By “return of the equipment”, Leasing Solutions’ solicitors meant the letter’s prior direction Pinto notify “all the owners of premises where the equipment is currently held that after the 21st of December 2010, our client’s company will be making arrangements to uplift the equipment”. Those arrangements were affirmed in the subsequent ‘without prejudice’ meeting, without any indication they were contingent on the parties reaching some accommodation on the issues in dispute between them. Subsequently, Pinto acted on the arrangements, including with reference to Leasing Solutions’ Mr Raki, by writing to its retailer customers and returning the equipment in its possession. It effectively accepted Leasing Solutions’ limited purpose proposal.

[55]   In context, I do not construe the references to ‘without prejudice’ to prevent these documents’ admission into evidence. I rely on the documents to establish, even if Pinto had any obligation to return the equipment to Leasing Solutions, the obligation was compromised and met by Pinto’s arrangements with those in possession of the equipment. And without the obligation, the arrangements comprised the mutual ending of the tenancy, “without prejudice” to Leasing Solutions’ entitlement to proceed against Pinto for unpaid rent (if any), and outstanding costs and expenses.

[56]   Thus, in terms of clause 10, Pinto has not ‘failed’ to deliver up the equipment. No liquidated damages are payable in any event.

Liquidated damages

[57]   Given my findings at [40], [49], and [56] above, I need not to decide the remaining issues identified at [4](b) and [4](c) above. Had I been required to decide them, I would have held:

(a)Associate Judge Bell’s striking out of Leasing Solutions’ rent claim (on grounds “a fair hearing on the claim for rent is no longer possible”) means “the average monthly rent during the term of this Agreement” could not now be determined to establish “the monthly rent” comprising liquidated damages; but

(b)Pinto’s obligation to pay liquidated damages in the amount of such ‘monthly rent’ – protecting a legitimate performance interest, being return of the leased equipment on expiry or termination of the lease – is not out of all proportion to that interest, and cannot in any event be said to be “so unconscionable or oppressive that [its] nature is penal rather than compensatory”.13

Result

[58]Leasing Solutions’ claim is dismissed.

Costs

[59]   In my preliminary view, Leasing Solutions should be liable to pay 2B costs and disbursements to Pinto.
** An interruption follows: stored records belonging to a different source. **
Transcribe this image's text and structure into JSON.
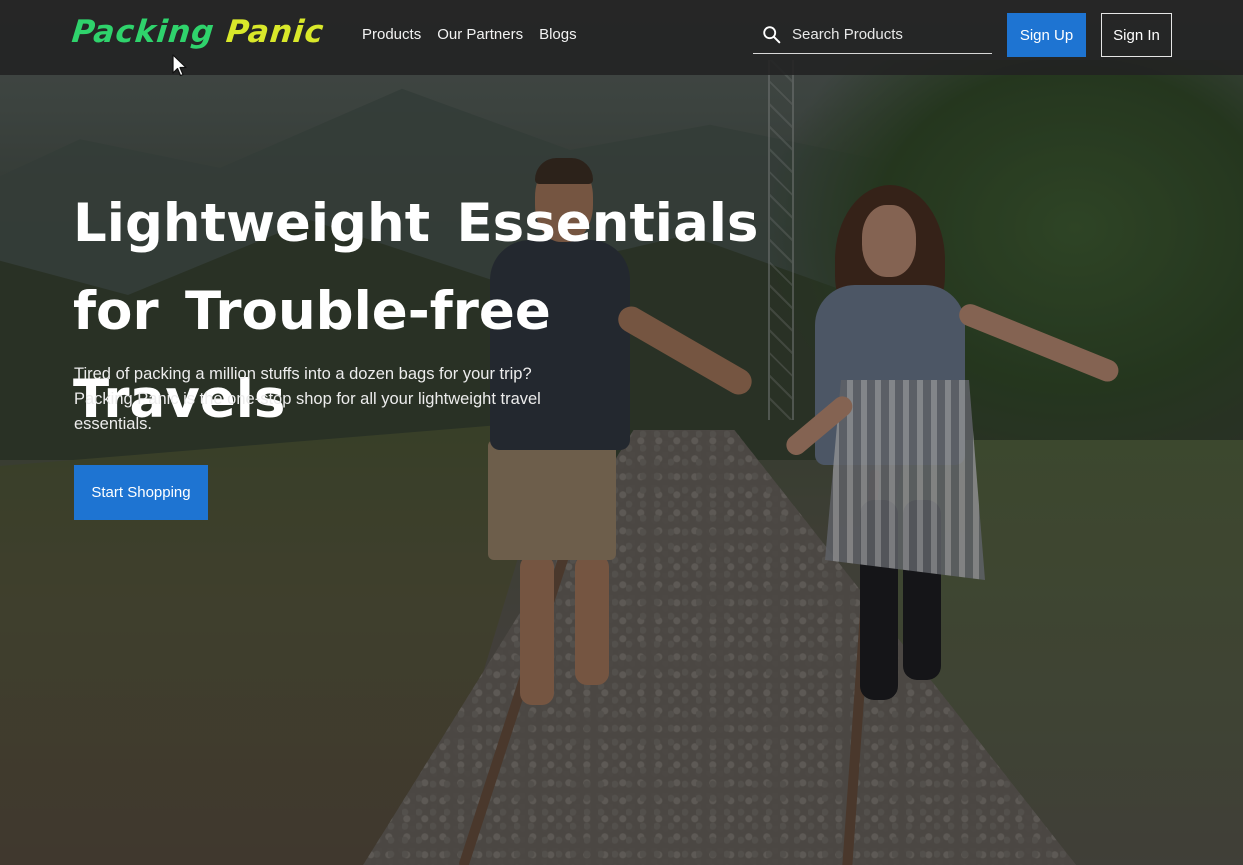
{
  "brand": {
    "logo_word1": "Packing",
    "logo_word2": "Panic",
    "logo_color1": "#2fd36c",
    "logo_color2": "#d9e82a"
  },
  "nav": {
    "links": [
      {
        "label": "Products"
      },
      {
        "label": "Our Partners"
      },
      {
        "label": "Blogs"
      }
    ]
  },
  "search": {
    "icon": "search-icon",
    "placeholder": "Search Products",
    "value": ""
  },
  "auth": {
    "signup_label": "Sign Up",
    "signin_label": "Sign In",
    "accent_color": "#1e74d2"
  },
  "hero": {
    "title_line1": "Lightweight Essentials",
    "title_line2": "for Trouble-free Travels",
    "subtitle": "Tired of packing a million stuffs into a dozen bags for your trip? Packing Panic is the one-stop shop for all your lightweight travel essentials.",
    "cta_label": "Start Shopping"
  }
}
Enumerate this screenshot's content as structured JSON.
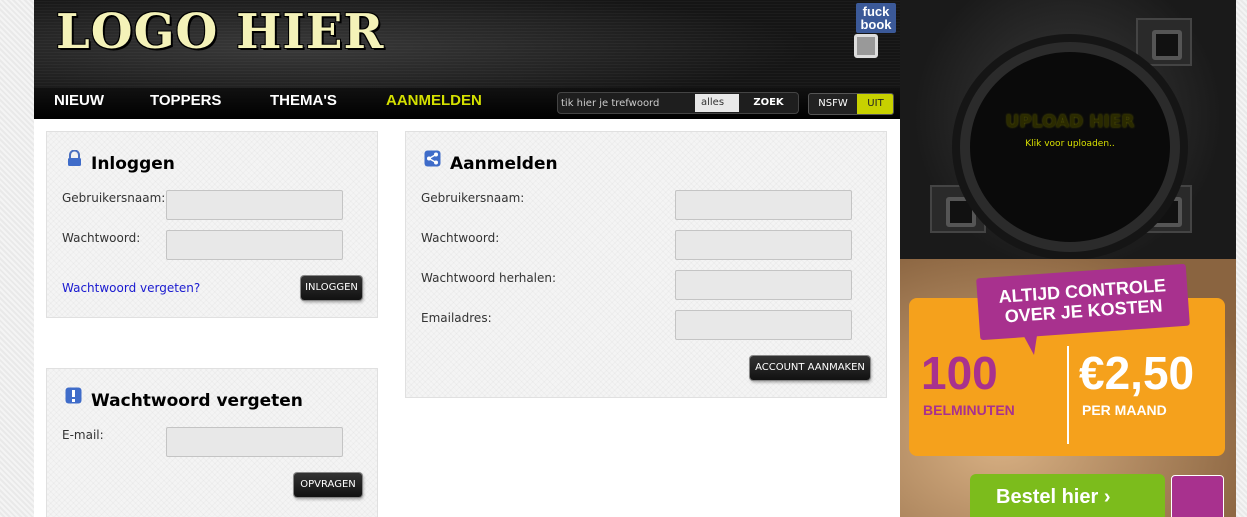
{
  "header": {
    "logo_text": "LOGO HIER",
    "fb_badge": "fuck book"
  },
  "nav": {
    "items": [
      {
        "label": "NIEUW"
      },
      {
        "label": "TOPPERS"
      },
      {
        "label": "THEMA'S"
      },
      {
        "label": "AANMELDEN",
        "active": true
      }
    ],
    "search": {
      "placeholder": "tik hier je trefwoord",
      "scope_value": "alles",
      "button_label": "ZOEK"
    },
    "nsfw": {
      "label": "NSFW",
      "state_label": "UIT"
    }
  },
  "upload": {
    "title": "UPLOAD HIER",
    "subtitle": "Klik voor uploaden.."
  },
  "login": {
    "title": "Inloggen",
    "username_label": "Gebruikersnaam:",
    "password_label": "Wachtwoord:",
    "forgot_link": "Wachtwoord vergeten?",
    "submit_label": "INLOGGEN"
  },
  "forgot": {
    "title": "Wachtwoord vergeten",
    "email_label": "E-mail:",
    "submit_label": "OPVRAGEN"
  },
  "register": {
    "title": "Aanmelden",
    "username_label": "Gebruikersnaam:",
    "password_label": "Wachtwoord:",
    "password_repeat_label": "Wachtwoord herhalen:",
    "email_label": "Emailadres:",
    "submit_label": "ACCOUNT AANMAKEN"
  },
  "ad": {
    "headline_line1": "ALTIJD CONTROLE",
    "headline_line2": "OVER JE KOSTEN",
    "left_value": "100",
    "left_unit": "BELMINUTEN",
    "right_value": "€2,50",
    "right_unit": "PER MAAND",
    "cta_label": "Bestel hier ›",
    "colors": {
      "orange": "#f5a11c",
      "purple": "#a8318e",
      "green": "#7cbc1c"
    }
  },
  "colors": {
    "accent": "#d4e000",
    "link": "#1a1ad0"
  }
}
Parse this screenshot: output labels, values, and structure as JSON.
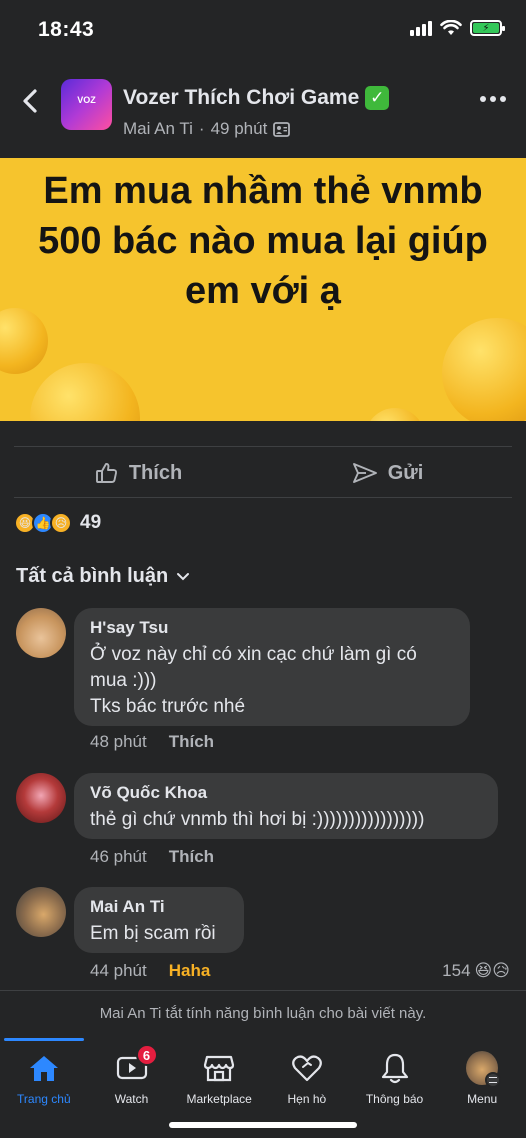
{
  "status_bar": {
    "time": "18:43"
  },
  "header": {
    "group_name": "Vozer Thích Chơi Game",
    "verified_emoji": "✅",
    "author": "Mai An Ti",
    "separator": "·",
    "time_ago": "49 phút",
    "avatar_text": "VOZ",
    "back_icon": "chevron-left-icon",
    "more_icon": "more-horizontal-icon"
  },
  "post": {
    "image_text": "Em mua nhầm thẻ vnmb 500 bác nào mua lại giúp em với ạ",
    "image_bg": "#f6c42d"
  },
  "actions": {
    "like_label": "Thích",
    "send_label": "Gửi"
  },
  "reactions": {
    "count": "49"
  },
  "comments_filter": {
    "label": "Tất cả bình luận"
  },
  "comments": [
    {
      "name": "H'say Tsu",
      "text": "Ở voz này chỉ có xin cạc chứ làm gì có mua :)))\nTks bác trước nhé",
      "time": "48 phút",
      "action": "Thích"
    },
    {
      "name": "Võ Quốc Khoa",
      "text": "thẻ gì chứ vnmb thì hơi bị :)))))))))))))))))",
      "time": "46 phút",
      "action": "Thích"
    },
    {
      "name": "Mai An Ti",
      "text": "Em bị scam rồi",
      "time": "44 phút",
      "action": "Haha",
      "reaction_count": "154"
    }
  ],
  "disabled_note": "Mai An Ti tắt tính năng bình luận cho bài viết này.",
  "bottom_nav": {
    "items": [
      {
        "label": "Trang chủ",
        "icon": "home-icon"
      },
      {
        "label": "Watch",
        "icon": "watch-icon",
        "badge": "6"
      },
      {
        "label": "Marketplace",
        "icon": "marketplace-icon"
      },
      {
        "label": "Hẹn hò",
        "icon": "dating-heart-icon"
      },
      {
        "label": "Thông báo",
        "icon": "bell-icon"
      },
      {
        "label": "Menu",
        "icon": "menu-avatar-icon"
      }
    ]
  },
  "colors": {
    "background": "#242526",
    "bubble": "#3a3b3c",
    "accent": "#2d88ff",
    "haha": "#f7b125"
  }
}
[60]   If that is not accepted by the parties, and they cannot otherwise agree on costs, costs are reserved for determination on short memoranda of no more than five pages

– annexing a single-page table setting out any contended allowable steps, time allocation, and daily recovery rate – to be filed and served on the other by:

(a)Pinto within ten working days of the date of this judgment;

(b)Leasing Solutions within five working days of service of Pinto’s memorandum; and

(c)Pinto strictly in reply within five working days of service of Leasing Solutions’ memorandum.

—Jagose J


13     AMEV-UDC Finance Ltd v Austin (1986) 162 CLR 170 at 193-94 cited with approval in Amaltal Corp Ltd v Maruha (NZ) Corp Ltd [2004] 2 NZLR 614 (CA) at [57].